Pesquisas conduzidas por Diane Tice e Roy Baumeister acompanharam dois grupos de estudantes ao longo de um semestre universitário. Os procrastinadores relataram, no início do período, níveis de estresse mais baixos e menos sintomas físicos do que os estudantes assíduos — um alívio temporário que funciona como regulação emocional imediata. Contudo, ao aproximar‑se das avaliações finais, esses estudantes passaram a experimentar um aumento dramático do estresse e de sintomas físicos (insônia, problemas digestivos, cefaleia), além de obterem notas inferiores aos colegas que não adiaram tarefas.

Impactos na saúde e na vida profissional

O adiamento crônico extrapola a esfera acadêmica. Relatórios sobre execução de multas e declarações fiscais indicam atrasos de pagamento que implicam em acréscimos significativos — um exemplo prático dos custos financeiros da procrastinação. Em saúde, uma meta‑análise citada no texto, conduzida por Timothy Hanna (Queen’s University), associa atraso no início de tratamentos oncológicos a aumento de mortalidade: cada mês de postergação pode elevar o risco entre 6% e 13% para alguns tipos de câncer.

Não é falta de inteligência nem apenas de vontade

Estudos mostram que a procrastinação não se explica por baixo QI: pessoas muito inteligentes também a praticam. Tampouco é apenas um problema de organização ou fraca vontade. A literatura a descreve como uma falha de autorregulação influenciada por fatores contextuais — natureza da tarefa, ambiente de trabalho, tratamento percebido pelos pares e acesso a distrações digitais.
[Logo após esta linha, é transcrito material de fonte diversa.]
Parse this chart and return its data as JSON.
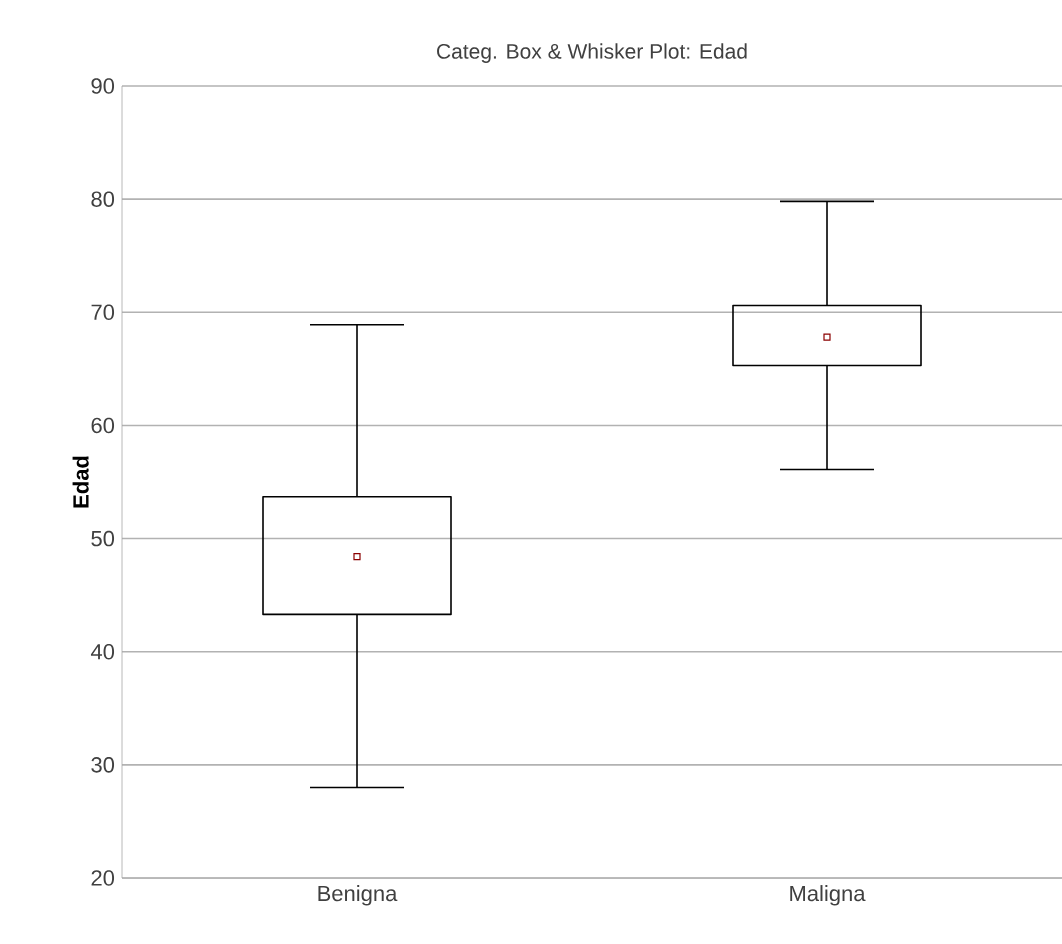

Fatores que alimentam o adiamento

Entre os ingredientes do comportamento estão a aversão emocional à tarefa (quando ela é percebida como árdua, ambígua ou pouco gratificante), a miopia temporal (foco excessivo no presente em detrimento de consequências futuras) e a baixa confiança na própria eficácia, conforme as teorias inspiradas em Albert Bandura. Pesquisas internacionais também mostram que sensação de injustiça no trabalho e o teletrabalho, com mais oportunidades de distração, favorecem a procrastinação.

O pesquisador Piers Steel observa que os procrastinadores tendem a perceber atividades rotineiras como particularmente penosas — o que alimenta o ciclo do adiamento. Se você classificou a leitura deste artigo como uma dessas tarefas, cumprimentamos sua persistência por ter chegado até aqui.